The device of answering something completely different to what has being asked is an endless source of laughter. In the later comedies Shakespeare develops further the image of the fool who becomes more intelligent , witty and sarcastic. Where Lance and Bottom are simply foolish, Touchstone analyses – ‘ Such a one is a natural philosopher’. He lives on paradox and wordplay, creating new conceptions, introducing new ideas and doubts in order to expose the ridiculous. Touchstone offers his observations with self-irony, parodying court manners and wise men:

Says, very wisely, ‘It is ten o’clock.
Thus we may see’ quoth he, ‘how the world wags:
‘Tis but an hour ago since it was nine,
And after one hour ‘twill be eleven;
And so from hour to hour we ripe and ripe,
And then from hour to hour we rot and rot.

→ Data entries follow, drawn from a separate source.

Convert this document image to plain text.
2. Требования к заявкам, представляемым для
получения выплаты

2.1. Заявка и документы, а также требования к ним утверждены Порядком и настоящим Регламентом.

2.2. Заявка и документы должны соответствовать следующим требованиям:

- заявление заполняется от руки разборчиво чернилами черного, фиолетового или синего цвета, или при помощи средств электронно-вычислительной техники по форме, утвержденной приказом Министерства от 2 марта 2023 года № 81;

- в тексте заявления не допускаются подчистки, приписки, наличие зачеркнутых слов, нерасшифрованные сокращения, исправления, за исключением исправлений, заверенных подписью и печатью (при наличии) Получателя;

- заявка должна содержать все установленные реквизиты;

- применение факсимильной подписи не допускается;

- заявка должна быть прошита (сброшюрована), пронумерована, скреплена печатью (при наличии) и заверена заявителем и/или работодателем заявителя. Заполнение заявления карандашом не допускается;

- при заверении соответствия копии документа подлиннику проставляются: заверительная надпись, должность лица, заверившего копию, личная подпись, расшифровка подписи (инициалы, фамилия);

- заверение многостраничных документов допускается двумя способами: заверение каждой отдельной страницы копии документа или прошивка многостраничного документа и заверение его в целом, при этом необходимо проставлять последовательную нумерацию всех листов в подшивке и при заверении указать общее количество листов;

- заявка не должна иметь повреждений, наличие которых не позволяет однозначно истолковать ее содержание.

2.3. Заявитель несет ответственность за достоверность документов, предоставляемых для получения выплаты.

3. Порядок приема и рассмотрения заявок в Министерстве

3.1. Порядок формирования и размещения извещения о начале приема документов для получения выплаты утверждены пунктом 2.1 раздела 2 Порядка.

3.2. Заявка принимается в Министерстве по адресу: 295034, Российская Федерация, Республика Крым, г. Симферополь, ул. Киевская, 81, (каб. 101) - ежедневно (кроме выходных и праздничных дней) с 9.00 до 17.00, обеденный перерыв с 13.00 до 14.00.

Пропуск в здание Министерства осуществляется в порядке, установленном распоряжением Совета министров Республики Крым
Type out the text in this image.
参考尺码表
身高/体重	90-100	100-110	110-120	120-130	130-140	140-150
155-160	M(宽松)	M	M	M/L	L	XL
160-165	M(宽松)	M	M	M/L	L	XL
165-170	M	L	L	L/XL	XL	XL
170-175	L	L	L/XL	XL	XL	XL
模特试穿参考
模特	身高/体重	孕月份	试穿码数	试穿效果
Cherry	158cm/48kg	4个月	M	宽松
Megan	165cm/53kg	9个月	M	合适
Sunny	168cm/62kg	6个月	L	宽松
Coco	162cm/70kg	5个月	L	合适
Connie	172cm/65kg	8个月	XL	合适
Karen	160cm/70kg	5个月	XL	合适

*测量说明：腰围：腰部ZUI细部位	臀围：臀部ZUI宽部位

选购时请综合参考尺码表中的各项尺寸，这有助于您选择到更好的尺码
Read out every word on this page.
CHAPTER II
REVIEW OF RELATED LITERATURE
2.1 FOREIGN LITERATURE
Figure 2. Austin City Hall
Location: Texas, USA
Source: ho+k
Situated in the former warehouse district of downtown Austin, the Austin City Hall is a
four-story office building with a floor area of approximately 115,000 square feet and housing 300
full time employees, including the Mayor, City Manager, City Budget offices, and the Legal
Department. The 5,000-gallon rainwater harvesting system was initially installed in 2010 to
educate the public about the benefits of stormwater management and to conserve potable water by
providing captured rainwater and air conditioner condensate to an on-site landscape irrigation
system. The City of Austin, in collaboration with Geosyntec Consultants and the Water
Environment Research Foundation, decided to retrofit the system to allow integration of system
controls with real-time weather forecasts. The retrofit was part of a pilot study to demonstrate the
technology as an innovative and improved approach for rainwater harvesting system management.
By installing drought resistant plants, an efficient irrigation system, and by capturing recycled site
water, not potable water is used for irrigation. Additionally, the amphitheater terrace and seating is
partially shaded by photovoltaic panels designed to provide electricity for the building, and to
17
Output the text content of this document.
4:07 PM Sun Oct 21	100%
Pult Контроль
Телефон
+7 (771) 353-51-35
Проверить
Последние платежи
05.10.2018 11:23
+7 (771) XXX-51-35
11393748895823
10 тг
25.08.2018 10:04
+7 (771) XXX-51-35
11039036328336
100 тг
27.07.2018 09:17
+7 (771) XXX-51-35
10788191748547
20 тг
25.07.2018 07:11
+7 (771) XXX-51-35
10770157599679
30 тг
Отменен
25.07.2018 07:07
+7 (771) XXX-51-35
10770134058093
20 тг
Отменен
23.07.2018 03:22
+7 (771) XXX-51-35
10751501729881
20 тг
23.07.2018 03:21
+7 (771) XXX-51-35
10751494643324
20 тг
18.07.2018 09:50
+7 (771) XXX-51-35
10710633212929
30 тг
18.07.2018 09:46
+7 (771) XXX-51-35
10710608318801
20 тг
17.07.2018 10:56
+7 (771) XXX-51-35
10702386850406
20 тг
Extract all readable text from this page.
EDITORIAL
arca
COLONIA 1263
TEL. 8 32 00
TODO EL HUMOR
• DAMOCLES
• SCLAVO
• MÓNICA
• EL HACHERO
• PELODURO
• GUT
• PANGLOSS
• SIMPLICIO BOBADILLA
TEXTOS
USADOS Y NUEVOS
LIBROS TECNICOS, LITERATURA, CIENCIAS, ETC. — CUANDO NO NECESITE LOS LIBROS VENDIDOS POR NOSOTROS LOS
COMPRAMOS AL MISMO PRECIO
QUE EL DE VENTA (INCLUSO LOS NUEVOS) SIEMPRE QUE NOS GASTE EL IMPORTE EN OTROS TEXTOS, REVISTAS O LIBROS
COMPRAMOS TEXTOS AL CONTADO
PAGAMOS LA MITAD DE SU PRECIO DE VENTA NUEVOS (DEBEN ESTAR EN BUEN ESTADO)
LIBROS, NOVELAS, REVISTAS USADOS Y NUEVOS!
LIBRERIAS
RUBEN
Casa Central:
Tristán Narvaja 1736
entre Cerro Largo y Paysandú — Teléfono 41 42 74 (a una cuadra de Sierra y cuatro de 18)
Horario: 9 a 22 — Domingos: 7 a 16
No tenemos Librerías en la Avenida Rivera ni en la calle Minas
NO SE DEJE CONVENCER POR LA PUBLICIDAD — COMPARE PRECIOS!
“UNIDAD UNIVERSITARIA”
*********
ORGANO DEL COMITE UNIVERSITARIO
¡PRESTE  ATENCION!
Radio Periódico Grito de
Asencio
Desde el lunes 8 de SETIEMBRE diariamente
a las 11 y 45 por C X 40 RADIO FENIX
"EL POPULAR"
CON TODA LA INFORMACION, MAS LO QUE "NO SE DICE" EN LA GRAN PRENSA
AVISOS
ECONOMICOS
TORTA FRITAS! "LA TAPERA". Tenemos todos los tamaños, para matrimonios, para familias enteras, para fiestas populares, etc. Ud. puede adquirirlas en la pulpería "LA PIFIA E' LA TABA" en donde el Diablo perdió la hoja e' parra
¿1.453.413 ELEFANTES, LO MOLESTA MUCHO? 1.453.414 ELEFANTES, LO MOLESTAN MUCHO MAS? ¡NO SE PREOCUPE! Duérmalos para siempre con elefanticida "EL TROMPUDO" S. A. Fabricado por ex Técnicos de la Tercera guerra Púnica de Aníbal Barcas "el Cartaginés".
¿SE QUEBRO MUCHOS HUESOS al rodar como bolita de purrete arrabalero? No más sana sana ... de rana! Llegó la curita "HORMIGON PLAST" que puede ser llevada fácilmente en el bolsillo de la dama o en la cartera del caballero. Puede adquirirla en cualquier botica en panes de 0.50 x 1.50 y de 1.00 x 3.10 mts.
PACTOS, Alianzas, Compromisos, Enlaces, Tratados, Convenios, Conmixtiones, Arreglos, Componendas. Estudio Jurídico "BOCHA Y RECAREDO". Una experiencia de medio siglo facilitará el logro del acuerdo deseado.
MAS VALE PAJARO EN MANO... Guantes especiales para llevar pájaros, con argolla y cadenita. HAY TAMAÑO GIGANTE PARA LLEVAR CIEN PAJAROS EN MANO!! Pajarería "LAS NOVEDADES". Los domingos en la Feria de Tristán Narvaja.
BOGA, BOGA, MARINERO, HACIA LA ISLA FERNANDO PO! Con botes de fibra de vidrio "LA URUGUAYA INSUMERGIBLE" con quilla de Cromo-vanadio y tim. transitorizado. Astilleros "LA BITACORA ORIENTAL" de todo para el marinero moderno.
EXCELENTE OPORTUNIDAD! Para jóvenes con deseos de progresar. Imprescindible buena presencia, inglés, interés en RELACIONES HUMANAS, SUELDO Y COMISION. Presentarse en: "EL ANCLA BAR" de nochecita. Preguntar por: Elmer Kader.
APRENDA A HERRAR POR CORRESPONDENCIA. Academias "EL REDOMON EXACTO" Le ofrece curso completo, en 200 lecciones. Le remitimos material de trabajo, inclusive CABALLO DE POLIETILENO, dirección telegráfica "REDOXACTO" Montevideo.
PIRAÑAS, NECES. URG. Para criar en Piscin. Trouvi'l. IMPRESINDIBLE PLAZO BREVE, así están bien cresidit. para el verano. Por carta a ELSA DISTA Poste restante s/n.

As a court jester, his job is to expose true foolishness and bring things down to earth. He is at his best when targeting Orlando’s romantic love with the language of working people:

I remember when I was in love I broke my sword upon a stone and bid him take that for coming a-night to Jane Smile, and I remember the kissing of her batlet, and the cow’s dugs that her pretty chapped hands had milked…

Or when joking about the ways of life in the country:

And this our life exempt from public haunt,
Finds tongues in trees, books in the running brooks,
Sermons in stones, and good in every thing.

Unprincipled and opportunistic, adaptable and with no illusions, he grows quickly from the ‘clownish fool’ at court to the ‘worthy fool’ in the forest, which gives freedom to his playful irony (‘The fool doth think he is wise, but the wise man knows himself to be a fool’). Sensible and pragmatic, Touchstone cannot refuse himself bodily pleasures (his marriage to Audrey) and truly deserves his label of the ‘material fool’.